What about transfers into the UK?
This series of articles address transfers of personal data from the UK. But in a global business UK data controllers may also receive personal data from overseas. Some issues to consider in this scenario include:
- Is the UK entity only acting as a data processor on behalf of the overseas entity? If so, the overseas entity may wish to impose contractual obligations on the UK entity but, if the UK entity has no control over how and why the data are to be processed, it will not become a UK data controller with compliance obligations.
- If the UK entity does exercise control over the processing of the data, is the overseas entity complying with the laws of its own country? Are there any restrictions on transfer from that country? Whilst this may not directly affect the UK data controller, it is possible that it will not be obtaining the data fairly and lawfully under the Act if it is aware that this is in breach of overseas legislation.
- Similarly, will the UK data controller be using the data in a way compatible with the purposes for which it was originally collected? Again, it may be considered unfair under the Act to use the data for purposes not expected by the individuals.
A UK data controller should seek advice and carry out due diligence if it is importing data from overseas.
In the UK, the Information Commissioner is responsible for enforcing the Act. Generally, compliance issues come to light when an individual complains to the Information Commissioner. The Information Commissioner will carry out an investigation which may involve contacting the organisation and requiring further information. The Information Commissioner can issue an enforcement notice for non-compliance.

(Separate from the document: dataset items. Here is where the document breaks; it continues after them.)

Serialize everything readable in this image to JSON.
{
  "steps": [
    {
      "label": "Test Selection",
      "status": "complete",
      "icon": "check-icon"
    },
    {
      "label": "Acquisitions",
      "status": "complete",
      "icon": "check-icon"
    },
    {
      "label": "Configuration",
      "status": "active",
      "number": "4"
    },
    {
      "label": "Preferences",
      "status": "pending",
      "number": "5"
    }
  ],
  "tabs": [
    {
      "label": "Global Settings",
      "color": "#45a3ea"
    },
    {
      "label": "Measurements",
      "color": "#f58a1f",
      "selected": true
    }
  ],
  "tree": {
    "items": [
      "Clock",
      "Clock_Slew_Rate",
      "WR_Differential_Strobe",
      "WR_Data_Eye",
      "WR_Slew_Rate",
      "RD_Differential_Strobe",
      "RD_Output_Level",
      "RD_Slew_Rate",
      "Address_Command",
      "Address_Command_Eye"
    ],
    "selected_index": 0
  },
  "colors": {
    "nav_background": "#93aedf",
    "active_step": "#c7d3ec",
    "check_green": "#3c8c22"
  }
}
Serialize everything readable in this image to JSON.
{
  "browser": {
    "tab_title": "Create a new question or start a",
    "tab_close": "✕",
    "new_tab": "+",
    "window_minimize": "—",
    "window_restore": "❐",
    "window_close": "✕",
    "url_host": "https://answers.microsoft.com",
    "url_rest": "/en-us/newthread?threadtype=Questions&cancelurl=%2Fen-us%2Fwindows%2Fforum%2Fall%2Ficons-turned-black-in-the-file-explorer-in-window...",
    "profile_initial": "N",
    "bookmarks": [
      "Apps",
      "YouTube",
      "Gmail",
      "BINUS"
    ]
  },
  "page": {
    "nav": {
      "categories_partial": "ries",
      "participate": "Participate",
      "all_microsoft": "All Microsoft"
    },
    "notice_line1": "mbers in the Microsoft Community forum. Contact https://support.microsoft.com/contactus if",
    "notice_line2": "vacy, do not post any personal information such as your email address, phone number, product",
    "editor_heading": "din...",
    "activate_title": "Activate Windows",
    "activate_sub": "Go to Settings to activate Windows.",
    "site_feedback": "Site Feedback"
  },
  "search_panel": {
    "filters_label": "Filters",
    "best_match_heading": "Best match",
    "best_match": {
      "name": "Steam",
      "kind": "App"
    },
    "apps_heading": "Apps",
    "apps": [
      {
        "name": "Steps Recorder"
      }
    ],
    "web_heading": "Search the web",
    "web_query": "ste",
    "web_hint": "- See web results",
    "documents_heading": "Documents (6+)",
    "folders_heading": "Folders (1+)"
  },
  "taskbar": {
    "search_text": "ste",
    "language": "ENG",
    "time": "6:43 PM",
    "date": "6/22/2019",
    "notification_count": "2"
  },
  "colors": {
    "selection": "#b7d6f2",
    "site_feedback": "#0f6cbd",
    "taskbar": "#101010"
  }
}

The Information Commissioner may also impose a monetary penalty for amounts of up to £500,000 for serious contraventions of the Act. A serious contravention is likely to be deemed to have occurred where non-compliance results in substantial damage or substantial distress. The Information Commissioner will take into account whether a contravention was deliberate and whether the data controller knew or ought to have known that there was a risk of contravention and failed to take reasonable steps to prevent it, before taking a decision to impose a monetary penalty.
It is important for any organisation to keep abreast of compliance issues, guidance from the Information Commissioner and best practice and to bear in mind that even without formal enforcement action, protecting reputation can be equally as important.